Tepatnya di Dukuh Tempel, Desa Sempu, Kecamatan Andong yang berada di lereng Gunung Merbabu.
Uniknya lagi, selain mengaji alam terbuka, para santri dan kiai pengasuh Ponpes itu juga menggunakan lampu “sentir” (lampu minyak kecil) serta obor bambu.
Dengan membawa obor, ratusan santri dan santriwati keluar dari pondok untuk menuju lapangan yang ada disebelah ponpes tersebut.
KH Nur Rochman pimpinan pondok sambil membaca sholawat berada di paling depan untuk memimpin para santri ini.
Setibanya di lapangan seratusan santri itu langsung duduk di atas tikar yang telah di berikan meja serta sentir.
Tanpa menunggu aba-aba, setelah seluruh santri duduk mushaf Al Quran yang telah dibawa langsung dibuka.
KH Nur Rochman langsung memimpin pembacaan Al Quran yang dimulai dari surat An Naba.

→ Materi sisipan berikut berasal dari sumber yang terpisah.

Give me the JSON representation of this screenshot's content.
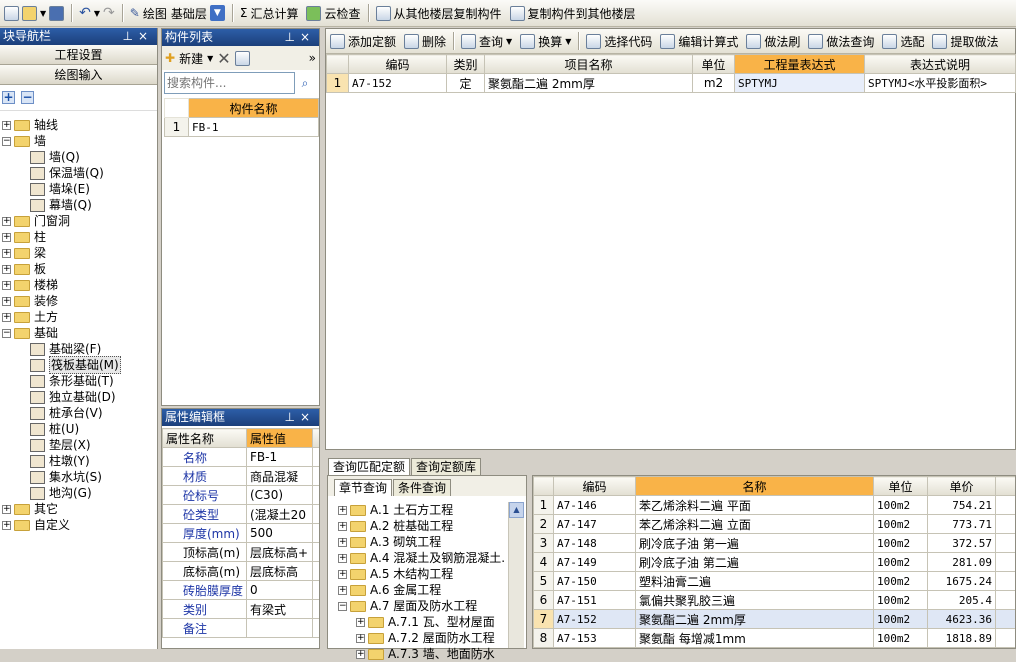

Meski terlihat remang-remang namun tak mengurangi kekhusukan para santri itu dalam membaca Al Quran.
Kepulauan asap hitam tipis yang keluar dari sentir dan obor kian menambah suasa khidmat lantunan ayat-ayat suci yang dibaca para santri itu.
KH Nur Rochman memang sengaja mengajak ratusan santrinya itu kembali ke masa lalu.

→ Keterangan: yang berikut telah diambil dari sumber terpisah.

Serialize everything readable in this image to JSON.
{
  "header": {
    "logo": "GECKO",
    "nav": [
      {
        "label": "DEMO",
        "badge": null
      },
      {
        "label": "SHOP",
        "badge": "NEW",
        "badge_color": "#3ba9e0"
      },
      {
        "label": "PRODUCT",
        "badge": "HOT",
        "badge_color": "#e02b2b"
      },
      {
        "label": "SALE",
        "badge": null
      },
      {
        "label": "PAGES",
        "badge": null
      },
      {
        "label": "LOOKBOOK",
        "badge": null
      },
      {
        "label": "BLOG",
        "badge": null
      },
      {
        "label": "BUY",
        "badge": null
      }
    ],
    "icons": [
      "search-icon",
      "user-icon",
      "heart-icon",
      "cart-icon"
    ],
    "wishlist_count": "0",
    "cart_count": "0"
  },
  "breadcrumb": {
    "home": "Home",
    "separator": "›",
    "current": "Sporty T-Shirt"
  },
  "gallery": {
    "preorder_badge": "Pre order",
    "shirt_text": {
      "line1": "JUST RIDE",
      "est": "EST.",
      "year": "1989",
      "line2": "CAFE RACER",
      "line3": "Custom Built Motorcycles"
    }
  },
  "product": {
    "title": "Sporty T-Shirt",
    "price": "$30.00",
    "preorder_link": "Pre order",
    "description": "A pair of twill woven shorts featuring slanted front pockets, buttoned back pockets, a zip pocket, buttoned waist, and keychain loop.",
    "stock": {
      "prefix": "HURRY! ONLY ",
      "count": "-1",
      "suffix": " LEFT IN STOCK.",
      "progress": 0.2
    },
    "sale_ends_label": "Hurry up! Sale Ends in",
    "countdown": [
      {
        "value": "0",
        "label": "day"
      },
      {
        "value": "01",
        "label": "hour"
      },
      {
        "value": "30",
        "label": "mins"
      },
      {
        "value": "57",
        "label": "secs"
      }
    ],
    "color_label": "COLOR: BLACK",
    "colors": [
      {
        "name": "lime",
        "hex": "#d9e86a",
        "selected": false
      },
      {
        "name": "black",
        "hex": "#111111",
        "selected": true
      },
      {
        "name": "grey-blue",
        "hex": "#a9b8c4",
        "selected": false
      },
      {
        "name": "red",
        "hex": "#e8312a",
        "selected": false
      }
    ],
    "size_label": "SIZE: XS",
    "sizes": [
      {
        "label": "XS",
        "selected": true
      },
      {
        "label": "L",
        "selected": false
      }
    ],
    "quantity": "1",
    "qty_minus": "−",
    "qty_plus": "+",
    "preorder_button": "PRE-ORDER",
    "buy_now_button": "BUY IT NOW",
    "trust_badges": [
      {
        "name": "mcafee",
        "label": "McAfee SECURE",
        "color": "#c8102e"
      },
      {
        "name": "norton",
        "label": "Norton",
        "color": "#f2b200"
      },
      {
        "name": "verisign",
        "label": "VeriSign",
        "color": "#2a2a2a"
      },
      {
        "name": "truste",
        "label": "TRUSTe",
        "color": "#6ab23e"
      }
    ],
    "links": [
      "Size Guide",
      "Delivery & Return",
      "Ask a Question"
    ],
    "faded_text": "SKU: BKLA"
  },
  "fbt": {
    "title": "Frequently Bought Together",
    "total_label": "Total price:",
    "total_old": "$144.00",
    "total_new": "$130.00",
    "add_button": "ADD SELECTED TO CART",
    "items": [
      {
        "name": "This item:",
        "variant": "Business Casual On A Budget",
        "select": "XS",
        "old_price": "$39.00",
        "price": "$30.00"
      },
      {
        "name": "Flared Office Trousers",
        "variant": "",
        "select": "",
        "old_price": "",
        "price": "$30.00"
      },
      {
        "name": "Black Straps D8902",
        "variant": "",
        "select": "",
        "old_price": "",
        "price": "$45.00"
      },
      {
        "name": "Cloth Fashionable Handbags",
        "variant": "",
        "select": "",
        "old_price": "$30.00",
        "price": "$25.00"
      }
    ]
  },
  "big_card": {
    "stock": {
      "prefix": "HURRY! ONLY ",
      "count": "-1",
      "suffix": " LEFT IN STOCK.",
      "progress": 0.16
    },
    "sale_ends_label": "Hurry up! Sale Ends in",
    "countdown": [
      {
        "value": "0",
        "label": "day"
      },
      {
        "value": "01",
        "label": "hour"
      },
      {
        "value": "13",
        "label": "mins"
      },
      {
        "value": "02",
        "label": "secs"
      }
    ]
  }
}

Mengaji dengan penerangan terbatas ini dulu dilakukan para ustaz-ustaz yang mengajar di ponpes ini.
"Begitu juga dengan ulama-ulama, bahkan wali penyebar Agama Islam terdahulu yang menggunakan lampu tintir, untuk membaca ayat-ayat suci Al Quran," katanya.
Kegiatan ini sudah dilaksanakan beberapa tahun lalu dan setiap tahun mengalami perkembangan.

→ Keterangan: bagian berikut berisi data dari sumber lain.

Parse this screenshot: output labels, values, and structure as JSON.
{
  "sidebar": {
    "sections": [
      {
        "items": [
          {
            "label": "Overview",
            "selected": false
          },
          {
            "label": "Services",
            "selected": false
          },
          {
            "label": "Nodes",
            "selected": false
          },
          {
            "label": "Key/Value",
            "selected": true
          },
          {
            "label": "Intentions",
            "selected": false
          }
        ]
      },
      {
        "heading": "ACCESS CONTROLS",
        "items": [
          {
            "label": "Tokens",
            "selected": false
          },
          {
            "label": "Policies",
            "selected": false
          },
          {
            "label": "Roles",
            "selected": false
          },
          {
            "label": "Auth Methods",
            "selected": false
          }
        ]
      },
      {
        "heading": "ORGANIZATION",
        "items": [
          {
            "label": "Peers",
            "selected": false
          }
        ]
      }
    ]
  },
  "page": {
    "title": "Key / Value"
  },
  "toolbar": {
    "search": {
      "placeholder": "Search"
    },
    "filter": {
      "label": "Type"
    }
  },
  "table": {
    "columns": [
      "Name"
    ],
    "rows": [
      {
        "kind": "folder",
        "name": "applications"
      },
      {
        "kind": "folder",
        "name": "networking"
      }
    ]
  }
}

Mengaji dengan sentir pada malam selikuran ini juga untuk menyambut malam Lailatul Qadar.
Dengan melakukan kegiatan ibadah dimalam Lailatul Qadar ini, para santri mendapatkan keberkahan yang menurut riwayat pahalanya yang didapat dalam malam 1.000 bulan.
"Menurut beberapa riwayat malam Lailatul Qadar itu turun pada malam-malam ganjil, makanya di malam selikuran ini kami ingin menggunakannya untuk beribadah membaca Alqur'an," jelasnya.
Sementara itu, Bunga Sufi merasa mengaji dengan penerangan terbatas ini lebih khidmat.
Diapun bisa membayangkan bagaimana sulitnya kiai-kiai atau ulama dulu dalam mengaji saat sebelum listrik masuk.
"Ngaji Sentir ini juga untuk muhasabah diri, orang dulu penerangannya masih terbatas tapi semangat dalam mengaji," jelas dia.
"Tapi sekarang di tengah kemajuan tapi kita malah malas dalam mengaji Al Quran," pungkasnya.